È vero che Pietro propone a Gesù di costruire tre capanne per prolungare quel particolare momento e per rimanere lì con Lui, a colloquio con Mosè ed Elia. Ma il vangelo ci dice in realtà che i discepoli erano “spaventati”. Una versione inglese dice addirittura “terrified”, terrorizzati. Mi sembra molto importante notare questo stato d’animo perché rappresenta la reazione “normale” di fronte ad una particolare rivelazione di Dio. Ho l’impressione che molto spesso, nella nostra preghiera, parliamo e domandiamo senza sapere bene quello che stiamo chiedendo. Ci sarà capitato di chiedere al Signore di rivelarci qualcosa, di dirci il senso di quello che stiamo vivendo, di indicarci la strada, di spiegarci dove stiamo andando, in una sola parola, di manifestarci il suo Volto. Ma la rivelazione del suo volto implica la manifestazione della sua gloria, dinanzi alla quale l’uomo non può resistere. Basta aprire la Scrittura e andare a leggere alcuni brani di rivelazione particolare di Dio all’uomo. In più occasioni è detto che nessun uomo può vedere il volto di Dio e rimanere vivo. Ed ogni rivelazione che assomigli soltanto un poco alla manifestazione del suo volto, comporta sempre uno “scombussolamento” radicale della vita. Bisogna dunque smettere di invocare la “visione del suo volto”? Senz’altro no. Ma è necessario essere aperti e pronti a riceverla e a lasciarsi turbare dalla rivelazione della sua “Parola” (come in fin dei conti è stato pure per Maria…).

Un’altro elemento che desidero mettere al centro dell’attenzione è la finale dell’episodio della Trasfigurazione. Una domanda che i discepoli si pongono l’un l’altro: «Ed essi tennero fra loro la cosa chiedendosi cosa volesse dire risorgere dai morti». Ho trovato questa espressione particolarmente provocante per noi oggi. Dopo duemila anni possiamo ben dire che ancora stiamo qui a domandarci cosa voglia dire risorgere dai morti. Cosa significhi che il Signore è risorto e che noi risorgeremo con lui, e cosa possa voler dire vivere già ora da risorti.

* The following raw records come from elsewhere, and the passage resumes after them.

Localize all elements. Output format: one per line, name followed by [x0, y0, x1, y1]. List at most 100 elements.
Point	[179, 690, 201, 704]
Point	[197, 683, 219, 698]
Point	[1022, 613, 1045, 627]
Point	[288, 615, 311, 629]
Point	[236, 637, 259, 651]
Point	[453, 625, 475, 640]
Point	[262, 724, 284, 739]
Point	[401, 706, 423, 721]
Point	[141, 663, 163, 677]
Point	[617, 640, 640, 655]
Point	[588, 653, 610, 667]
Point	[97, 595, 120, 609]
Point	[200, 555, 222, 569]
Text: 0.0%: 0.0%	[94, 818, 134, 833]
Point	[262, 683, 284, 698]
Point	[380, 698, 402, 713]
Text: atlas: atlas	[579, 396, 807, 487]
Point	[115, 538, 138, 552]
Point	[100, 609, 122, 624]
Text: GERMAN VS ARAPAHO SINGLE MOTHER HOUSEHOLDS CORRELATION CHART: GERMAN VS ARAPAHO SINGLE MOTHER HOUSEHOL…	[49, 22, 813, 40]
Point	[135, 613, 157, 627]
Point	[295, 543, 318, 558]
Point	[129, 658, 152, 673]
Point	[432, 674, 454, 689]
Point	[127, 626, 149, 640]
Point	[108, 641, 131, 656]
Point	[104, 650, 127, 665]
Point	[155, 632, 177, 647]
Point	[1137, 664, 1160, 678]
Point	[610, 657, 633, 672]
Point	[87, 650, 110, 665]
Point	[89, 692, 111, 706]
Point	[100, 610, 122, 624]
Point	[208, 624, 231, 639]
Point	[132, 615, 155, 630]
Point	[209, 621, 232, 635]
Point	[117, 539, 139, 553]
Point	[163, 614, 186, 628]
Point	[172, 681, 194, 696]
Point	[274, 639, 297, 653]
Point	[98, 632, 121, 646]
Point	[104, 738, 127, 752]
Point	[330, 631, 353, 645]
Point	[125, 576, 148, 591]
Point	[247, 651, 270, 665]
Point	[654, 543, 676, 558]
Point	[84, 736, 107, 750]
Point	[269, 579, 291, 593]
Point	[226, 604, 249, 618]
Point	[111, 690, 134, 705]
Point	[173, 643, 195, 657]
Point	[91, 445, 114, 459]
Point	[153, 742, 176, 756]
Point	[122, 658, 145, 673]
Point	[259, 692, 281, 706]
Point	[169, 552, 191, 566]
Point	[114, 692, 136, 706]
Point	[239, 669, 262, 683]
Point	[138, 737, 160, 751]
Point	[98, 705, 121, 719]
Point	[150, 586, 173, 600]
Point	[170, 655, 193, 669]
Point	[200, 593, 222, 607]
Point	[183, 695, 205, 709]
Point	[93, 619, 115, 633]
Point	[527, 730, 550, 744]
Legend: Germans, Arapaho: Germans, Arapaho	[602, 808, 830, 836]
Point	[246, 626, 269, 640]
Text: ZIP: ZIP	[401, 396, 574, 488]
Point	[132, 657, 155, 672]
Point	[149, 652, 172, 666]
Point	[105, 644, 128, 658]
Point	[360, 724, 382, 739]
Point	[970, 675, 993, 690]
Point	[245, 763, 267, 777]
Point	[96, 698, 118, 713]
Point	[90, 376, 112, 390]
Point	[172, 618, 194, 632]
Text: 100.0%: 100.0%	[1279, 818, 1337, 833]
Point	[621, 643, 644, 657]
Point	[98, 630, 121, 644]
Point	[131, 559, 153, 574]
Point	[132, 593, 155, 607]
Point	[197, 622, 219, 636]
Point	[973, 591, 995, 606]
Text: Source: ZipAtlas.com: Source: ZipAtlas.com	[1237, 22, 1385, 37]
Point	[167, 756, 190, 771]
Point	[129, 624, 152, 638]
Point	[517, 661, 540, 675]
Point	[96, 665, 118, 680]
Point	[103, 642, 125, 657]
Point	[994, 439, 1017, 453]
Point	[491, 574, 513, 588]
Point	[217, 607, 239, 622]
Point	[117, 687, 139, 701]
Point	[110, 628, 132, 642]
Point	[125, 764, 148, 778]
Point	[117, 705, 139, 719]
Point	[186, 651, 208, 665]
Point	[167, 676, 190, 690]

Questa Parola penso debba essere portata con noi in questo tempo quaresimale, come linea guida per la riflessione e la preghiera. Magari domandando al Signore che ci aiuti ad addentrarci in essa ed a capirne tutta la profondità. Questo potrà costarci fatica e smarrimento, magari anche un po’ di spavento, ma con la sua grazia possiamo arrivare ad essere un po’ più credenti nel Signore crocifisso e risorto.